Ultrasonication Madu

Ultrasonication adalah non-termal alternatif pengolahan untuk banyak produk makanan cair. Nya tenaga mesin sedang digunakan untuk lembut namun efektif Mikroba inaktivasi dan pengurangan ukuran partikel. Ketika madu terkena ultrasonication, sebagian besar sel-sel ragi yang hancur. sel-sel ragi yang bertahan sonikasi umumnya kehilangan kemampuan mereka untuk tumbuh. Hal ini akan mengurangi tingkat fermentasi madu secara substansial.

Ultrasonication tidak juga menghilangkan kristal yang ada dan menghambat kristalisasi lanjut dalam madu. Dalam aspek ini, hal ini sebanding dengan memanaskan madu. Ultrasonically dibantu pencairan dapat bekerja di substansial suhu proses yang lebih rendah approx. 35 ° C dan bisa mengurangi waktu pencairan kurang dari 30 detik. Kai (2000) mempelajari pencairan ultrasonik madu Australia (kotak Brush, kulit kayu Stringy, Yapunyah dan kotak kuning). Studi menunjukkan, sonikasi bahwa pada frekuensi 20kHz cair kristal dalam madu, sepenuhnya. sampel ultrasonically diperlakukan tetap dalam kondisi cair untuk approx. 350 hari (+ 20% jika dibandingkan dengan perlakuan panas). Karena minimal paparan panas, Hasil pencairan ultrasonik dalam retensi lebih besar dari aroma dan rasa. sampel disonikasi menunjukkan hanya Peningkatan HMF rendah dan Penurunan rendah dalam kegiatan diastase. Sebagai sedikit energi termal yang dibutuhkan, penerapan USG membantu untuk menghemat biaya pengolahan bila dibandingkan dengan pemanasan konvensional dan pendinginan.

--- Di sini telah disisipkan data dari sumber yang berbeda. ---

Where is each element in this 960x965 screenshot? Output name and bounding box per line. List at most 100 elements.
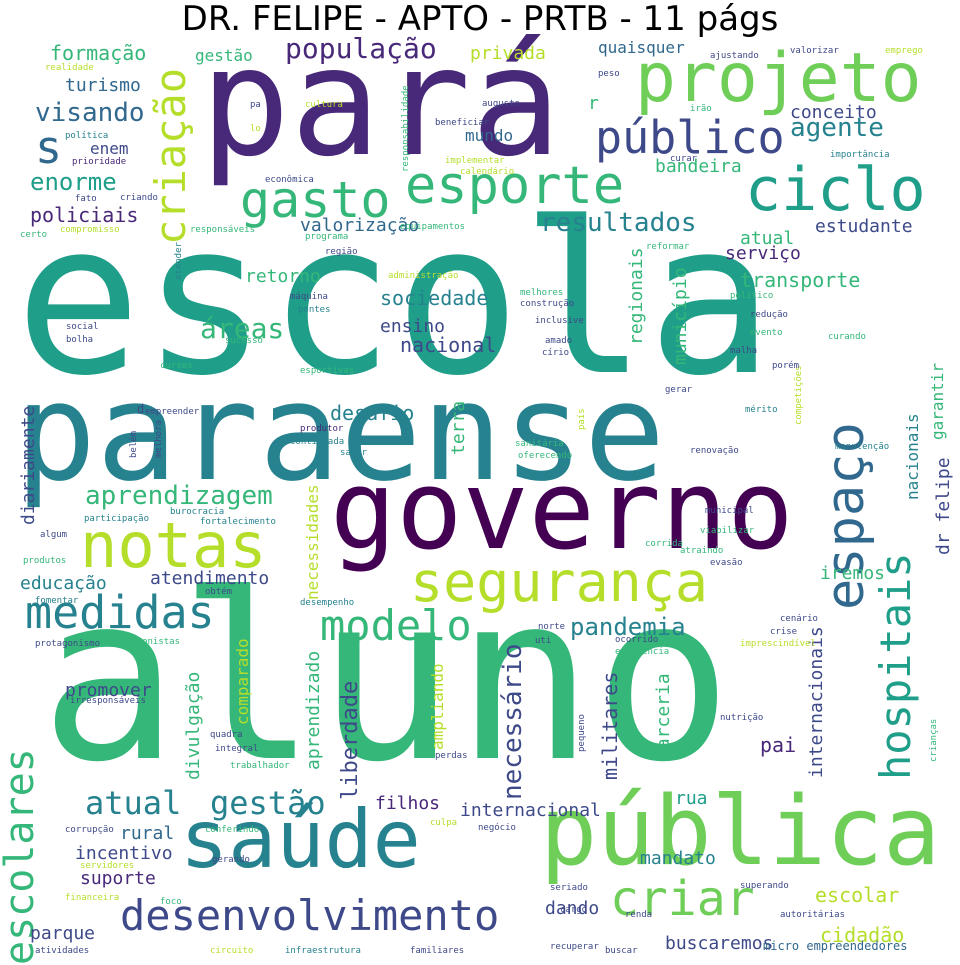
word-153: ocorrido [615,635,659,645]
word-8: notas [80,509,267,582]
word-102: social [66,322,99,332]
word-48: transporte [740,268,861,292]
word-113: sanar [340,448,368,458]
word-112: continuada [290,437,345,447]
word-141: cargo [560,905,588,915]
word-130: servidores [80,861,135,871]
word-157: imprescindível [740,639,816,649]
word-110: melhora [154,420,164,458]
word-114: burocracia [170,507,225,517]
word-165: mérito [745,405,778,415]
word-124: irresponsáveis [70,696,146,706]
word-74: diariamente [18,405,39,525]
word-14: criação [146,67,195,245]
word-4: governo [330,446,794,574]
word-42: mundo [465,126,514,145]
word-176: país [577,408,587,430]
word-103: bolha [66,335,94,345]
word-125: quadra [210,730,243,740]
word-186: lo [250,124,261,134]
word-54: município [670,267,691,365]
word-142: negócio [478,823,516,833]
word-89: política [65,131,109,141]
word-192: ajustando [710,51,759,61]
word-2: paraense [15,354,666,511]
word-88: realidade [45,63,94,73]
word-168: porém [772,361,800,371]
word-184: cultura [305,100,343,110]
word-172: redução [750,310,788,320]
word-104: cursos [160,361,193,371]
word-193: valorizar [790,46,839,56]
word-151: norte [538,622,566,632]
word-82: escolar [815,883,900,907]
word-181: melhores [520,288,564,298]
word-179: inclusive [535,316,584,326]
word-24: população [285,32,437,65]
word-116: fortalecimento [200,517,276,527]
word-185: pa [250,100,261,110]
word-199: r [588,93,599,114]
word-68: parceria [653,673,674,760]
word-86: buscaremos [665,933,774,954]
word-154: emergência [615,647,670,657]
word-150: crianças [929,718,939,762]
word-152: uti [535,636,552,646]
word-194: emprego [885,46,923,56]
word-67: militares [598,671,622,780]
word-41: conceito [790,102,877,123]
word-70: internacionais [806,626,827,778]
word-57: necessidades [303,484,322,600]
word-163: renovação [690,446,739,456]
word-6: saúde [180,793,421,886]
word-19: criar [610,871,755,927]
word-93: certo [20,230,48,240]
word-84: dando [545,898,600,919]
word-126: integral [215,744,259,754]
word-49: retorno [245,266,321,287]
word-117: algum [40,530,68,540]
word-156: crise [770,627,798,637]
word-122: protagonismo [35,639,101,649]
word-34: formação [50,41,147,65]
word-119: obtém [205,587,233,597]
word-33: s [35,121,63,174]
word-149: nutrição [720,713,764,723]
word-40: policiais [30,203,139,227]
word-161: atraindo [680,546,724,556]
word-56: terra [448,400,469,455]
word-129: conferindo [205,825,260,835]
word-76: internacional [460,800,601,821]
word-43: bandeira [655,156,742,177]
word-9: segurança [410,550,709,614]
word-81: mandato [640,848,716,869]
word-171: curando [828,332,866,342]
word-170: evento [750,328,783,338]
word-120: fomentar [35,596,79,606]
word-136: infraestrutura [285,946,361,956]
word-1: aluno [40,546,733,813]
word-59: educação [20,573,107,594]
word-197: curar [670,154,698,164]
word-135: circuito [210,946,254,956]
word-35: gestão [195,46,253,65]
word-64: comparado [233,638,252,725]
word-174: sanitária [515,439,564,449]
word-50: sociedade [380,286,489,310]
word-177: amado [545,336,573,346]
word-63: divulgação [183,671,204,780]
word-28: áreas [200,312,285,345]
word-188: beneficiar [435,118,490,128]
word-37: quaisquer [598,38,685,57]
word-17: medidas [25,586,215,639]
word-127: trabalhador [230,761,290,771]
word-111: produtor [300,424,344,434]
word-77: rua [675,788,708,809]
word-101: pontes [298,305,331,315]
word-18: desenvolvimento [120,891,500,940]
word-27: agente [790,113,884,143]
word-166: competições [794,365,804,425]
word-71: nacionais [903,413,922,500]
word-30: aprendizagem [85,481,273,511]
word-189: implementar [445,156,505,166]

Seperti yang ditunjukkan dalam gambar studi Kai juga mengungkapkan, bahwa berbagai jenis madu memerlukan intensitas dan waktu sonikasi yang berbeda. Untuk alasan ini, kami merekomendasikan pelaksanaan uji coba menggunakan bangku-top sistem ukuran sonikasi. tes pendahuluan harus dilakukan dalam mode batch, sedangkan uji coba pengolahan lebih lanjut memerlukan aliran sel untuk resirkulasi bertekanan atau in-line pengujian.

Untuk Informasi Lebih Lanjut!

Silahkan isi formulir di bawah ini, jika Anda ingin meminta informasi tambahan mengenai penggunaan USG dalam pengolahan madu.









Harap dicatat bahwa Kebijakan pribadi.


Literatur

Subramanian, R., Umesh Hebbar, H., Rastogi, N.K. (2007): Pengolahan Madu: Sebuah Tinjauan, di: International Journal of Food Properties, 10: 127-143, 2007.

Kai, S. (2000): Investigasi ke Ultrasonic Pencairan Honeys Australia, The University of Queensland (Australia), Departemen Teknik Kimia.